Bank Merger Plan:- The Indian government is soon set to witness another significant change in the banking sector. Several media reports suggest that the government is considering merging smaller public sector banks with larger ones to form a new megastructure. Following a recommendation from the NITI Aayog, work on this proposal has begun rapidly. It is expected that many of the country’s smaller banks will be absorbed by larger public sector banks in the future. Plans are to reduce the number of public sector banks from 12 to just 4 in the future.
Indeed, having a larger bank increases its capital and credit capacity. The country needs such banks as its economy rapidly moves towards a $5 trillion economy.
What will be the impact on account holders?
Bank mergers can directly affect customers. For example, bank names, IFSC codes, chequebooks, and passbooks may need to be changed after the merger. There is a possibility of temporary service delays during account migration and data transfer. Additionally, nearby branches of two banks may be merged, impacting account holders. However, digital services may be strengthened.
Which banks could be merged?
According to media reports, the government is considering merging the Indian Overseas Bank, the Central Bank of India, the Bank of India, and the Bank of Maharashtra into larger public sector banks.
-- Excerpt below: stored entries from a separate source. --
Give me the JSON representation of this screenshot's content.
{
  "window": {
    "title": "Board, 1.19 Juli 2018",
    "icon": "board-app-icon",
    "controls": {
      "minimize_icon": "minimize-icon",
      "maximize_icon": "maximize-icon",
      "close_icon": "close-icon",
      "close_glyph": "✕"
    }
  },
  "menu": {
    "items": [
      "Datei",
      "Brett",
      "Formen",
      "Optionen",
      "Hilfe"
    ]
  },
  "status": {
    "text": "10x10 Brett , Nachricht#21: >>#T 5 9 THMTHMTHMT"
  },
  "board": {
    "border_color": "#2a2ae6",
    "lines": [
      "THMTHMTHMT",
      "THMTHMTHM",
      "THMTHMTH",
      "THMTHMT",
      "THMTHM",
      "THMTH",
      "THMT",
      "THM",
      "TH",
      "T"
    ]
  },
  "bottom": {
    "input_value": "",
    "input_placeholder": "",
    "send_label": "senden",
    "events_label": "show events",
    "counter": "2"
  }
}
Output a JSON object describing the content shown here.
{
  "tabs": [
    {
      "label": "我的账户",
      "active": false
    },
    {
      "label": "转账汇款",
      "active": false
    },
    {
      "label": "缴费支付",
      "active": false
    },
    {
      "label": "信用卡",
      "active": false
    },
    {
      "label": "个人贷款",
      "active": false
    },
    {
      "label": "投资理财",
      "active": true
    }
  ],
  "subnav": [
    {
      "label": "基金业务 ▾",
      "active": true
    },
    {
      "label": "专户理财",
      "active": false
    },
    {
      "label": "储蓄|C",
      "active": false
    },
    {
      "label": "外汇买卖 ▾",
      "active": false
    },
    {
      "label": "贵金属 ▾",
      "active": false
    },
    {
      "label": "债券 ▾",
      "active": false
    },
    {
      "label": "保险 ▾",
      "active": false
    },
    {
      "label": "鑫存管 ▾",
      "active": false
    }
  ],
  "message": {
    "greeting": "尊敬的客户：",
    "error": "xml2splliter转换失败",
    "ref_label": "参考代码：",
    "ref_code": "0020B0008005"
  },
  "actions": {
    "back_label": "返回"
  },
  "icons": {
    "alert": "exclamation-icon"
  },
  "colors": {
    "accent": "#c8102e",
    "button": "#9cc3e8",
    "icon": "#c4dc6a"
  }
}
These could be merged with the following large banks: State Bank of India, Punjab National Bank, and Bank of Baroda. Preliminary documents for this proposal have been prepared and will be sent to the Cabinet and the Prime Minister’s Office (PMO) soon. If approved, this mega merger could be completed in the 2026-27 financial year. It is anticipated that the merger will increase the banks’ lending capacity, strengthen their balance sheets, and improve technology and management.